Wieder sah er sich vorsichtig um, ohne dass sich jemand für ihn zu interessieren schien. Trotz der Nähe der aus den Anfängen der Sowjetzeit stammenden Mietskasernen war an diesem späten Vormittag kaum jemand auf den Straßen unterwegs. Die meisten der hier wohnenden Menschen arbeiteten jetzt, wobei Dimitry nicht so recht wusste, ob er sich darüber freuen sollte oder nicht.

Sein Haus stand am Rande dieser Zone, umgeben von einigen alten Eichen und Eiben. Ein Traumhaus war es besonders für seine Ex-Frau Sara gewesen, die sich nach einem Hauch Natur in der oft von tristen kommunistischen Einheitsbauten geprägten Wohnsiedlung gesehnt hatte, obwohl es auch noch einige schöne, alte Fachwerkbauten in Baltijsk gab. Leider waren sie sich sehr schnell fremd geworden, wohl auch, weil Dimitry ein Kind großer Städte war und in dieser Umgebung nie so richtig heimisch wurde. Trotzdem war er auch nach ihrer Trennung hiergeblieben, vor allem, weil all seine Ersparnisse in dieses Haus geflossen waren.

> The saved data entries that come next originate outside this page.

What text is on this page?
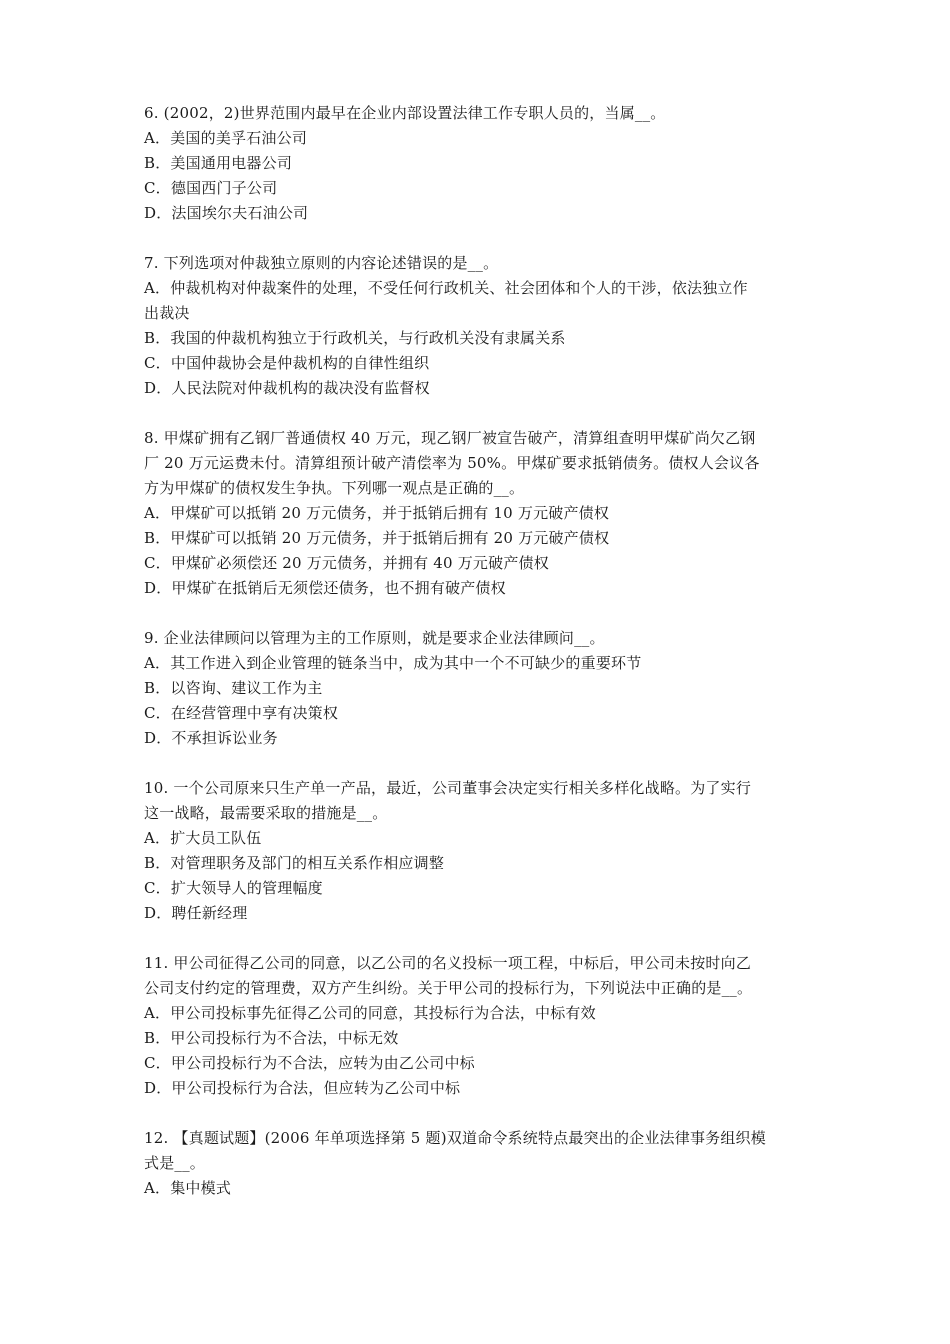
6. (2002，2)世界范围内最早在企业内部设置法律工作专职人员的，当属__。
A．美国的美孚石油公司
B．美国通用电器公司
C．德国西门子公司
D．法国埃尔夫石油公司
7. 下列选项对仲裁独立原则的内容论述错误的是__。
A．仲裁机构对仲裁案件的处理，不受任何行政机关、社会团体和个人的干涉，依法独立作
出裁决
B．我国的仲裁机构独立于行政机关，与行政机关没有隶属关系
C．中国仲裁协会是仲裁机构的自律性组织
D．人民法院对仲裁机构的裁决没有监督权
8. 甲煤矿拥有乙钢厂普通债权 40 万元，现乙钢厂被宣告破产，清算组查明甲煤矿尚欠乙钢
厂 20 万元运费未付。清算组预计破产清偿率为 50%。甲煤矿要求抵销债务。债权人会议各
方为甲煤矿的债权发生争执。下列哪一观点是正确的__。
A．甲煤矿可以抵销 20 万元债务，并于抵销后拥有 10 万元破产债权
B．甲煤矿可以抵销 20 万元债务，并于抵销后拥有 20 万元破产债权
C．甲煤矿必须偿还 20 万元债务，并拥有 40 万元破产债权
D．甲煤矿在抵销后无须偿还债务，也不拥有破产债权
9. 企业法律顾问以管理为主的工作原则，就是要求企业法律顾问__。
A．其工作进入到企业管理的链条当中，成为其中一个不可缺少的重要环节
B．以咨询、建议工作为主
C．在经营管理中享有决策权
D．不承担诉讼业务
10. 一个公司原来只生产单一产品，最近，公司董事会决定实行相关多样化战略。为了实行
这一战略，最需要采取的措施是__。
A．扩大员工队伍
B．对管理职务及部门的相互关系作相应调整
C．扩大领导人的管理幅度
D．聘任新经理
11. 甲公司征得乙公司的同意，以乙公司的名义投标一项工程，中标后，甲公司未按时向乙
公司支付约定的管理费，双方产生纠纷。关于甲公司的投标行为，下列说法中正确的是__。
A．甲公司投标事先征得乙公司的同意，其投标行为合法，中标有效
B．甲公司投标行为不合法，中标无效
C．甲公司投标行为不合法，应转为由乙公司中标
D．甲公司投标行为合法，但应转为乙公司中标
12. 【真题试题】(2006 年单项选择第 5 题)双道命令系统特点最突出的企业法律事务组织模
式是__。
A．集中模式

Erst als er den etwas verwilderten Vorgarten durchquerte, der von einigen Rosenhecken dominiert wurde, überkam ihn ein Hauch von Erleichterung. Die Sicherheit des eigenen Zuhauses verdrängte die Angst vor den gesichtslosen Verfolgern, die aus irgendeinem Grund hinter den Beteiligten der Ausstellung her waren. Dass er auf seine alten Tage noch paranoid wurde, glaubte er dagegen nicht.

Seine Hand zitterte leicht, als er den Schlüssel ins Schloss schob und einmal herumdrehte. Mit einem leisen Seufzer huschte er über die Schwelle, warf die Tür hinter sich zu und lehnte sich mit dem Rücken an die Wand.

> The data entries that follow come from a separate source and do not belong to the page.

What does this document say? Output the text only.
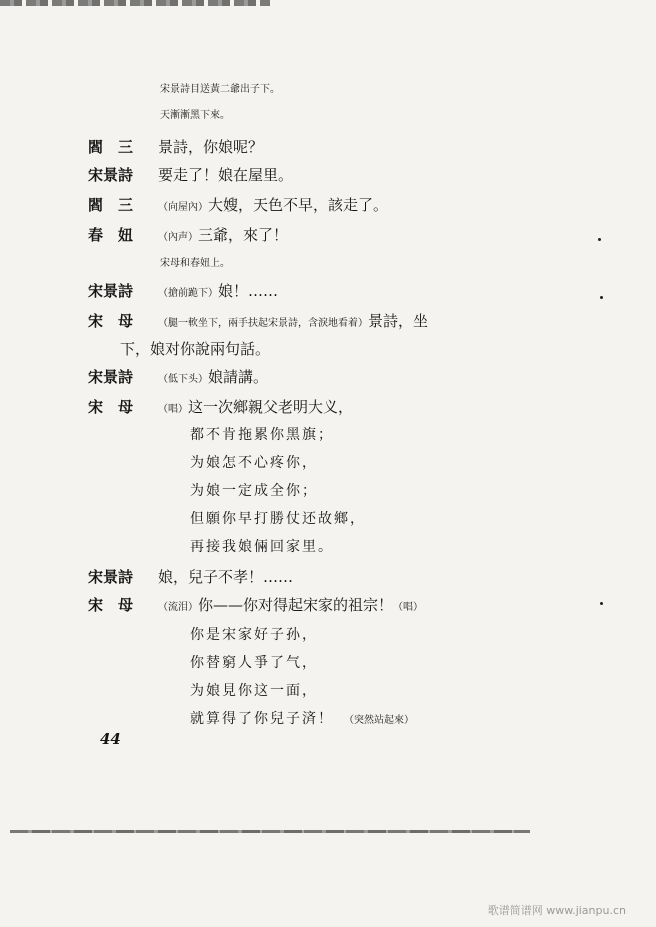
宋景詩目送黃二爺出子下。
天漸漸黑下來。
閻　三 景詩，你娘呢？
宋景詩 要走了！娘在屋里。
閻　三 （向屋內）大嫂，天色不早，該走了。
春　妞 （內声）三爺，來了！
宋母和春妞上。
宋景詩 （搶前跪下）娘！……
宋　母 （腿一軟坐下，兩手扶起宋景詩，含淚地看着）景詩，坐
下，娘对你說兩句話。
宋景詩 （低下头）娘請講。
宋　母 （唱）这一次鄉親父老明大义，
都不肯拖累你黑旗；
为娘怎不心疼你，
为娘一定成全你；
但願你早打勝仗还故鄉，
再接我娘倆回家里。
宋景詩 娘，兒子不孝！……
宋　母 （流泪）你——你对得起宋家的祖宗！（唱）
你是宋家好子孙，
你替窮人爭了气，
为娘見你这一面，
就算得了你兒子済！ （突然站起來）
44
歌谱简谱网 www.jianpu.cn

»Endlich«, flüsterte er dabei und wischte sich mehrfach über das Gesicht.

Sein Antlitz war es auch, was er als erstes sah, als er die Augen wieder öffnete. Dimitry sah sich selbst im Spiegel und erschrak vor dem Anblick eines Mannes, der in den letzten Stunden um Jahre gealtert zu sein schien. Der Stress und die Angst setzten ihm gewaltig zu, was angesichts seines sowieso schon angeschlagenen Gesundheitszustandes dazu führte, dass seine Tränensäcke noch ausgeprägter hervorstachen. Er sah aus wie ein sterbenskranker uralter Mann, der sein Ende bereits mit offenen Augen kommen sah. In gewisser Weise entsprach das sogar der Wahrheit.

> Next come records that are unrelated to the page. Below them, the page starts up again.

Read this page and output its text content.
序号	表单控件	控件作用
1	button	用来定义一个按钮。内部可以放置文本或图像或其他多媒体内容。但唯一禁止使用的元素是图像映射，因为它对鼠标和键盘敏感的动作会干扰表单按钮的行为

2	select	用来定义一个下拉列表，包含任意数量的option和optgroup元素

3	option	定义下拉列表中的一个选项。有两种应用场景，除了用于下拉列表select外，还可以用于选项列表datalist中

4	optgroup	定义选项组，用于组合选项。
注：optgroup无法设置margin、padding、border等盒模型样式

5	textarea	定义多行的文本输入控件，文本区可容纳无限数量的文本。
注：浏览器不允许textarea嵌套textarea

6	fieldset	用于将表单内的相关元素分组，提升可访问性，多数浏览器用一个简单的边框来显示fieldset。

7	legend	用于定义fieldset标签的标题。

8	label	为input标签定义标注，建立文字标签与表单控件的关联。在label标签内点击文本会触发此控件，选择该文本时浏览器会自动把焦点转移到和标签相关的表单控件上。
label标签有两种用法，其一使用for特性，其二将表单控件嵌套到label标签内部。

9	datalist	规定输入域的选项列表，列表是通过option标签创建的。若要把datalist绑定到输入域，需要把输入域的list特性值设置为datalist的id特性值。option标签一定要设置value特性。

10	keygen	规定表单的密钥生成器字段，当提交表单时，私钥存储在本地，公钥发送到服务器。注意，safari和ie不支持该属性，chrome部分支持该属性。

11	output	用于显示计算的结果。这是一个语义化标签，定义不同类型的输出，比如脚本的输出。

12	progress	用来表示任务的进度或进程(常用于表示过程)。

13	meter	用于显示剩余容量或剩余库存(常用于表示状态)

Irgendwann hatte er genug von sich selbst gesehen. Er streifte die Stoffjacke ab, legte sie über den hölzernen Ständer und begann, auch die Schuhe auszuziehen. Allerdings blieb es bei dem Versuch, denn ein seltsames Geräusch ließ ihn auf der Stelle verharren. Es klang, als hätte jemand seine Fingernägel über die Wand fahren lassen; ein besserer Vergleich fiel ihm nicht ein. Mit dem Geräusch breitete sich ein widerlicher Geruch im Haus aus, der ihn an den Chemieunterricht seiner Kindheit erinnerte.

Vielleicht hatte sich ja eine Gasleitung gelockert. Aber ausgerechnet in dem Moment, als er zu Hause ankam? Sein Instinkt sagte ihm eher, dass er sich nicht mehr allein im Haus aufhielt, obwohl ihm bisher keine Einbruchsspuren aufgefallen waren.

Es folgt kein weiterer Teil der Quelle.